À l’inverse, dans nombre d’États africains francophones, l’atteinte publique à la hiérarchie institutionnelle envoie un message de désordre qui renchérit le coût du capital. Addis-Abeba, elle, a fait du calme administratif un avantage comparatif.

L’Éthiopie n’a pas « changé de maître ». Elle a refusé l’idée même de maître. Là où d’autres ont abordé Chine comme un supermarché d’infrastructures, Addis-Abeba a posé une question radicale : Que devons-nous faire pour devenir comme vous ?

La réponse fut structurelle : le savoir. En deux décennies, le pays est passé de deux à 22 universités, majoritairement orientées vers les sciences et l’ingénierie. En partenariat avec des groupes comme Huawei et ZTE, l’Éthiopie forme ses ingénieurs, assure la maintenance de ses réseaux et exporte désormais des compétences — jusqu’en Occident et en Amérique du Sud.

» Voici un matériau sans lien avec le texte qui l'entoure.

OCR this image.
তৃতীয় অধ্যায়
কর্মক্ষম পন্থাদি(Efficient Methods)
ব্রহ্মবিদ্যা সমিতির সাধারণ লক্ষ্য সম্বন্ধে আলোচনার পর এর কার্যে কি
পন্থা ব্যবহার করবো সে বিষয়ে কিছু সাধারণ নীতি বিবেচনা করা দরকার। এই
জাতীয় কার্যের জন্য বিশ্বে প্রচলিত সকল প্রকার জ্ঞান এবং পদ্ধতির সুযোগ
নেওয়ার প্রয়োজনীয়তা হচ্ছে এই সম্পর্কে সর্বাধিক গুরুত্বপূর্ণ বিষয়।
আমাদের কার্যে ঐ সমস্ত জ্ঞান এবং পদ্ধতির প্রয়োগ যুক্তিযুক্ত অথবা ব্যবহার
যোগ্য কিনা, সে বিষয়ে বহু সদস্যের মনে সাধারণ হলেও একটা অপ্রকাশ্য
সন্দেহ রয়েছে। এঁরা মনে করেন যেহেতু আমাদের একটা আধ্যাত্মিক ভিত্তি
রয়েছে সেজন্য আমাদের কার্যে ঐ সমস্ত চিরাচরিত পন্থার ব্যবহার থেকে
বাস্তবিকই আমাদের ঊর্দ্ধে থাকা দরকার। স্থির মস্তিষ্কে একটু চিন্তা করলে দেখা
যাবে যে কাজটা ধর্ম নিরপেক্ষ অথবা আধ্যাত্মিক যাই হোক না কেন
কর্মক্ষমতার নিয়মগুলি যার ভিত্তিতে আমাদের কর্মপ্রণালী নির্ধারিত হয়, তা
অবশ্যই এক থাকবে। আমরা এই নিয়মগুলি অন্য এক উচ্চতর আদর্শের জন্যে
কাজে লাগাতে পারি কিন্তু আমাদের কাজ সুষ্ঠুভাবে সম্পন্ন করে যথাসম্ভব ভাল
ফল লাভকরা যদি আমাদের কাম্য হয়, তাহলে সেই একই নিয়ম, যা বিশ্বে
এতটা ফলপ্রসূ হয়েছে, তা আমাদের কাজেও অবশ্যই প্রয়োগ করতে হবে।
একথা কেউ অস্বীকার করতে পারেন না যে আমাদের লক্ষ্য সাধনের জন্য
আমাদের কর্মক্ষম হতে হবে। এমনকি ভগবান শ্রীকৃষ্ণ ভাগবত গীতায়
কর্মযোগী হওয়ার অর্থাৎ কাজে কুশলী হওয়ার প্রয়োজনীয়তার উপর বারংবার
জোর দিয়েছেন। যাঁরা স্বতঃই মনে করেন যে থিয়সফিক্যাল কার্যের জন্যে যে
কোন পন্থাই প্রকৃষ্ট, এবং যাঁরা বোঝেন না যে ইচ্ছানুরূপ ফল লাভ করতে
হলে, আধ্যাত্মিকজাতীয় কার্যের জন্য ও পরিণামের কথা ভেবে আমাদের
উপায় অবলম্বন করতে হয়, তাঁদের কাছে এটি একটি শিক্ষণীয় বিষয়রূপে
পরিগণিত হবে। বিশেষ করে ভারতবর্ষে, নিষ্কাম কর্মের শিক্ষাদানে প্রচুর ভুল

L’État stratège au cœur du modèle

Le modèle éthiopien s’inspire ouvertement du capitalisme d’État chinois : entreprises publiques fortes, rigueur comptable, contrôle financier strict. Le secteur privé n’est pas exclu ; il intervient en complément, dans un cadre concurrentiel clair. Cette architecture explique la montée en puissance d’Ethiopian Airlines, devenue la première compagnie aérienne africaine.

La clé ? Le fret. Pékin a confié à la compagnie une part essentielle de ses flux vers l’Afrique, l’Europe et les États-Unis, rendant chaque vol rentable — même en basse saison. Le hub de Bole, bientôt renforcé par le plus grand aéroport d’Afrique en construction, est la copie assumée des plateformes chinoises.

Énergie bon marché, souveraineté industrielle

Autre pilier : l’énergie. Grâce à des investissements massifs, l’Éthiopie affiche l’un des coûts d’électricité les plus bas au monde. Le symbole en est le Grand Barrage de la Renaissance, levier de souveraineté industrielle.

À titre de contraste, quand RFI encourageait certains pays à rompre avec Pékin pour signer des contrats léonins avec EDF, Addis-Abeba consolidait son avantage énergétique. L’arbitrage est clair : compétitivité d’abord.

Découplage intelligent et audace réglementaire

En 2024, l’Éthiopie devient le premier pays à interdire l’importation de véhicules thermiques. Les éditoriaux occidentaux se moquent. Deux ans plus tard, le pays accueille des sites d’assemblage de batteries électriques made in China. La leçon est simple : la réglementation peut précéder l’industrie quand l’État sait où il va.

L’Éthiopie n’est pas parfaite. Mais elle prouve une chose essentielle : le développement est un choix politique avant d’être une promesse. Refuser les maîtres, investir dans le savoir, protéger l’ordre institutionnel et négocier sans complexe — voilà la recette.

À Addis-Abeba, la question n’est pas « Qui doit rentrer chez lui ? » mais « Comment faire prospérer la nation ? ».

Le reste du continent ferait bien d’y répondre, chiffres à l’appui.